Entrando ya en la gente que se sitúa fuera de la Iglesia, están los que desconocen. Es un grupo de gente, en mi opinión ya mayoritario, que no sabe apenas nada de la Iglesia Católica. En un mundo cada vez más descreído, los que ignoran son la principal masa de gente.

La cultura occidental se ha transformado mucho en muy poco tiempo. En España, por ejemplo, en apenas veinte años, hemos pasado de una sociedad culturalmente católica a un catolicismo relegado solo a la cultura. Si en 1978 el 90% de los españoles se declaraban católicos, en la actualidad esta cifra ronda el perfil inferior del 70%. Pero si acudimos a las estadísticas sobre práctica religiosa habitual, este porcentaje apenas roza el 20% de esos católicos.

Puede haber diferentes motivos por los cuales alguien que se considera de tradición cristiana, decide no acudir a las celebraciones o no participar de la vida de la Iglesia. Una parte importante tiene que ver con lo que podemos llamar el paradigma Netflix, o la cultura del consumo inmediato. La religión y la velocidad son, finalmente, dos realidades contrapuestas; del mismo modo que lo son la reflexión y la velocidad o la profundización y esta misma.

Lo bueno de esto es que cada vez hay menos gente con situaciones traumáticas en su vida que tengan que ver con la creencia o la imposición de la misma. Es más fácil tirar abajo un prejuicio que un mal recuerdo. Es más fácil explicar tu posición a alguien que no conoce lo que critica que a alguien que ha visto y ha decidido alejarse por un mal ejemplo o experiencia. Ahí hay campo virgen. Y eso es bueno, además de un reto.

Sin embargo, también hay una parte en la que los creyentes tenemos una enorme responsabilidad. Los católicos hemos renunciado desde hace un tiempo a participar de la cultura contemporánea. Hoy apenas tenemos presencia en los medios públicos. Hemos cambiado la polis por la comunidad concreta y acomodada, haciéndonos no ya prescindibles, sino irrelevantes. Y eso sí da miedo. Que nuestro mensaje se haya quedado tan enquistado en formas del pasado que ya nadie sienta interés por nosotros.

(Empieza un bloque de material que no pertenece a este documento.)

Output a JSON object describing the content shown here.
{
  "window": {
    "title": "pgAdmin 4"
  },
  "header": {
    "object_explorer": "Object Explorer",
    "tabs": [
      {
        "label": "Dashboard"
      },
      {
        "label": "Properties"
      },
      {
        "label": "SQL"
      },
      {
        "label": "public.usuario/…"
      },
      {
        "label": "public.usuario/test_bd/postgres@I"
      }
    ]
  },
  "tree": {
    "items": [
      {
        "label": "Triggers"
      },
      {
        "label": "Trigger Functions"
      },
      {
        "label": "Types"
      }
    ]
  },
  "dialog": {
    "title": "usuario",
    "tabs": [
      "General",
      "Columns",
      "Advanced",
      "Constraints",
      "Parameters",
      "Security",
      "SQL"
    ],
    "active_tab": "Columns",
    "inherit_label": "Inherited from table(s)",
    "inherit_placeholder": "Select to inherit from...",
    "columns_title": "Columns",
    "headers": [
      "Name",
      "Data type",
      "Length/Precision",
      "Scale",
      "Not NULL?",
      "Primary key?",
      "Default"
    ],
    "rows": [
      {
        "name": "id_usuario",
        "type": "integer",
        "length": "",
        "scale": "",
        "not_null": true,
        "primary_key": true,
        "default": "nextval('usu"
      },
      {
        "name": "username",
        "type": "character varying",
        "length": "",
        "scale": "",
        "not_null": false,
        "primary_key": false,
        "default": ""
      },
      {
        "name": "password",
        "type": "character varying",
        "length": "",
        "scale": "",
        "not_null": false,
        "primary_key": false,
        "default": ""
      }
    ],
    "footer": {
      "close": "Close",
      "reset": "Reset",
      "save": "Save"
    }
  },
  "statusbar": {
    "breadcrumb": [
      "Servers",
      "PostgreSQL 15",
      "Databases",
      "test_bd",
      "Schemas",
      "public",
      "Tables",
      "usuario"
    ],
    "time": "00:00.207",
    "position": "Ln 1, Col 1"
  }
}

Los que ignoran no quieren leer el Evangelio de primeras, pero sí tienen (porque todo lo necesitamos) sed de Verdad. El siglo XXI pide y exige que las estructuras hablen de Dios, sin pegar con Dios en la cabeza; que la cultura se impregne de Evangelio y el Evangelio de cultura, sin colocar todas las citas bíblicas de golpe; que entremos en diálogo con la cultura, asumiendo que la cultura ya no parte de nuestros mismos presupuestos, pero que en ella hay evangelio quizá muchas veces olvidado por nosotros.

Estamos obligados a salir a por los que ignoran, a por los que no saben que mucho de lo que tenemos como sociedad nace de la fuente del cristianismo. Estamos obligados a separar el grano de la paja, para discernir en qué tenemos que empaparnos de sociedad y en qué podemos nosotros empaparla a ella.

Esto solo se puede conseguir haciendo una Iglesia en diálogo con todos, sin preferencias ideológicas concretas, sin más línea roja que el Evangelio mismo. Construyendo los puentes por los que algunas veces tendremos que cruzar nosotros la frontera, para que otros puedan cruzarla en sentido contrario. Incluso cuando los que ignoran utilizan la ignorancia para el ataque furibundo. Los habrá, ¿y?

Si de verdad el mensaje de Jesús tiene tanto que decir, tenemos la obligación de trabajar a fondo para trasladarlo a la sociedad y para encontrarlo en ella. Esa sociedad de la que un día quizá nos desocupamos y de la que nunca debimos salir.